Della Pollock is a professor in the Department of Communication Studies. She currently serves as the interim director of the Southern Oral History Program in the Center for the Study of the American South at UNC and is the executive director of the Marian Cheek Jackson Center for Saving and Making History, which was the focus of her project for the Faculty Engaged Scholars program.

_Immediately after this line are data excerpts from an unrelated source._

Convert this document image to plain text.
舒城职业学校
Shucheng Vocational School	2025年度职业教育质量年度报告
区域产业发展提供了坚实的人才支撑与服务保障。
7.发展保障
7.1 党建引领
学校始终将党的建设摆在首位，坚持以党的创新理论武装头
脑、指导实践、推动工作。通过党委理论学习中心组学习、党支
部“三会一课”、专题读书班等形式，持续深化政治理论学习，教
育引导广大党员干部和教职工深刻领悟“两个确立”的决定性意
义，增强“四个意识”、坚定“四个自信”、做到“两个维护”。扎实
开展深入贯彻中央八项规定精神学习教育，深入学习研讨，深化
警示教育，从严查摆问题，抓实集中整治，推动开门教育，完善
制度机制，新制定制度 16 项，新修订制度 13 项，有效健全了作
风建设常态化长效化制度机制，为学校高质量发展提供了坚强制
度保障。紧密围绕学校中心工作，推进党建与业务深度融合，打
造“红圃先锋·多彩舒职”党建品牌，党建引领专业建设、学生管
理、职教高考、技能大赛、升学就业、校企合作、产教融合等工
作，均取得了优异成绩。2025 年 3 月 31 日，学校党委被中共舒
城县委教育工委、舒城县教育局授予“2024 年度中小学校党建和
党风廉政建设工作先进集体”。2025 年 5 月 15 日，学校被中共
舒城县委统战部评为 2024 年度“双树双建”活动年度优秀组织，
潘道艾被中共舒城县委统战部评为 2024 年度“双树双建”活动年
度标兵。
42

Located at the gateway to Chapel Hill’s formerly segregated Northside, the Jackson Center is dedicated to preserving, honoring and advancing the leadership exemplified in the oral histories of Northside community members. During Pollock’s time in the Faculty Engaged Scholars program, Jackson Center staff and student affiliates added more than 30 interviews to the Center’s digital collection, taking it to approximately 120. In addition, Pollock worked with the Sustaining OurSelves Coalition (SOS) to advance a historic moratorium on development in Northside, to shape the town’s new Northside Planning Framework and neighborhood ordinances, and to build a partnership between the University and the Self-Help Center for Community Development for design of community-driven strategies for neighborhood renewal. Pollock also helped the Jackson Center develop an award-winning youth radio program, FYR, which provided the model and leadership for WUNC’s summer youth radio institute in 2012. Through their collaborative efforts, the Jackson Center also organized and provided support staff for Heavenly Groceries, the only daily, grocery-style, perishable food distribution center in the region, now serving over 5,000 people from four counties per month. Pollock also assisted the Jackson Center in developing a popular community newspaper, hand-delivered to 800 residents and local businesses; and sponsored numerous occasions for community reflection and celebration, including the spring May Day Festival and the Civil Rights in Chapel Hill weekend.

“The Faculty Engaged Scholars program was like being hauled on board a freighter when I was at best treading in deep waters! I have come out of the program with resources, insights, a network of courageous and ingenious colleagues and, perhaps most important, a new way to identify my work and so to build its many aspects into a distinct profile. I’m on much firmer ground now, and in remarkably good company.”